Boîte à sommeil ou vierge impuissante

 

C'était un minuscule pensionnat de religieuses au cœur d'un petit village au centre de la France. On le trouvait coincé entre deux murs, après avoir arpenté quelques ruelles désertes. Pour y pénétrer, il fallait ouvrir une lourde porte en bois qui se refermait sur vous avec un bruit sourd et un peu sinistre, comme dans ces châteaux forts construits pour défendre ou emprisonner, mais toujours pour vous isoler de l'extérieur. Et moi, adolescente de 15 ans, il fallait bien me protéger des tentations de ce monde.


Une fois franchi ce rempart érigé entre les mondes profane et sacré, on découvrait un petit patio entouré d'arbres. Le sol en dalles était agrémenté de quelques buissons fleuris. Au centre de cette cour se dressait une vierge blanche et diaphane à force de rester à l'ombre du monde. Drapée de son manteau de solitude, elle me regardait fixement avec cette question muette au fond de ses yeux vides : qu'est-ce que je fais là ? A moins qu'elle me demandait : pourquoi es-tu là ? Elle avait les bras grands ouverts témoignant plus de son impuissance et de son désespoir que de sa compassion. Dès le premier regard, je sus déjà que je ne pourrais compter sur elle.


Ensuite, une double porte vitrée s'ouvrait sur un hall d'où s'élançait un grand escalier en bois qui terminait sa course à l'étage. Là se trouvaient plusieurs pièces dont le dortoir, qui allait devenir pour longtemps mon habitation principale. Celui-ci était aménagé d'une huitaine de box collés les uns aux autres et fermés chacun par un rideau qu'il suffisait de tirer si l'on voulait un peu d'intimité. Mais a-t-on vraiment besoin d'intimité lorsque l'on a 15 ans !

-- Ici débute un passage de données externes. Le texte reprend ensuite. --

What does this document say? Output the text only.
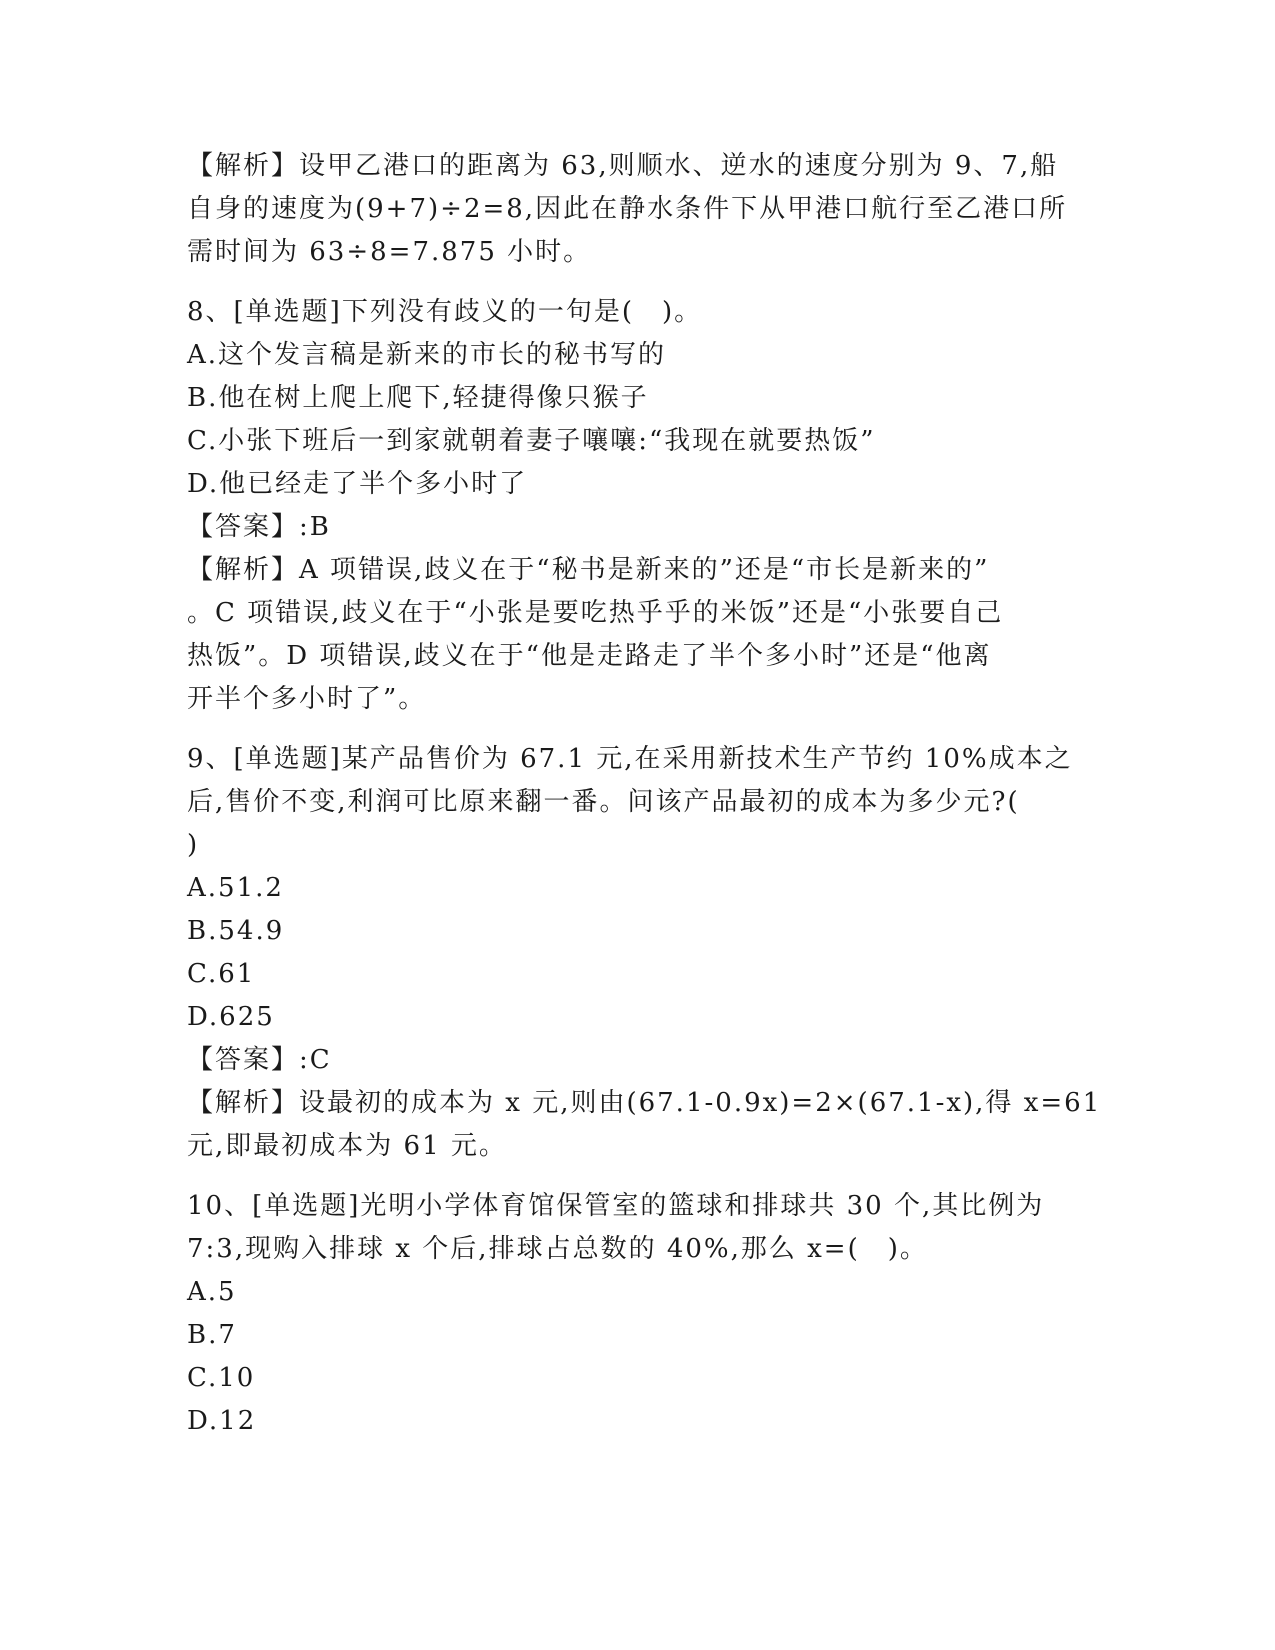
【解析】设甲乙港口的距离为 63,则顺水、逆水的速度分别为 9、7,船
自身的速度为(9+7)÷2=8,因此在静水条件下从甲港口航行至乙港口所
需时间为 63÷8=7.875 小时。
8、[单选题]下列没有歧义的一句是(　)。
A.这个发言稿是新来的市长的秘书写的
B.他在树上爬上爬下,轻捷得像只猴子
C.小张下班后一到家就朝着妻子嚷嚷:“我现在就要热饭”
D.他已经走了半个多小时了
【答案】:B
【解析】A 项错误,歧义在于“秘书是新来的”还是“市长是新来的”
。C 项错误,歧义在于“小张是要吃热乎乎的米饭”还是“小张要自己
热饭”。D 项错误,歧义在于“他是走路走了半个多小时”还是“他离
开半个多小时了”。
9、[单选题]某产品售价为 67.1 元,在采用新技术生产节约 10%成本之
后,售价不变,利润可比原来翻一番。问该产品最初的成本为多少元?(
)
A.51.2
B.54.9
C.61
D.625
【答案】:C
【解析】设最初的成本为 x 元,则由(67.1-0.9x)=2×(67.1-x),得 x=61
元,即最初成本为 61 元。
10、[单选题]光明小学体育馆保管室的篮球和排球共 30 个,其比例为
7:3,现购入排球 x 个后,排球占总数的 40%,那么 x=(　)。
A.5
B.7
C.10
D.12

Ma cellule se situait au fond du dortoir, à droite me semble-t-il, non loin du mur. Je me souviens que je trouvais le lit petit, en particulier dans cette boîte que l'on m'avait désignée comme endroit pour dormir. Le rideau qui me servait de porte était tout en couleurs, beaucoup de couleurs je crois, des couleurs qui auraient dû égayer mes longs week-ends de solitude, mais qui ne savaient que danser tristement au moindre murmure de vent qui me rapportait les joyeux repas de famille de mes camarades de classe ou les éclats de rires de leurs soirées d'adolescents.


Le matelas était tout juste fait pour n'accueillir qu'un seul corps. Les longs baisers et les étreintes passionnées qui habitaient mes fantasmes de jeune fille n'auraient pu prendre forme dans un lieu si restreint.


Dans ma box, ma boîte à sommeil, j’imaginais le monde et tous ses espaces interdits. La nuit prenait son temps pour étaler son grand manteau d'ombres, de silence et d'angoisses. Un silence habité d'odeurs et de bruits étranges.


Le cirage du parquet et la cire chaude des bougies, puis leur fumée tiède s'échappant vers les cieux, l'odeur de propre renfermée sur elle-même, les phéromones de vieilles filles mariées à un éternel supplicié qui jamais ne descendrait de sa croix pour honorer ses mortelles épouses. Les soupirs du parquet, las d'attendre les pieds vifs et impatients des pensionnaires, le froissement d'un tissu, les battements d'ailes d'un ange perdu dans cette demeure sombre, froide et silencieuse, cherchant désespérément une issue de lumière.


Les morts dans leur cercueil entendent-ils les mêmes échos?

 

Je me souviens de peu de choses de ces nuits en internat. Longues attentes sans rêves et sans espoir. Ma boîte à sommeil était si pleine de vide.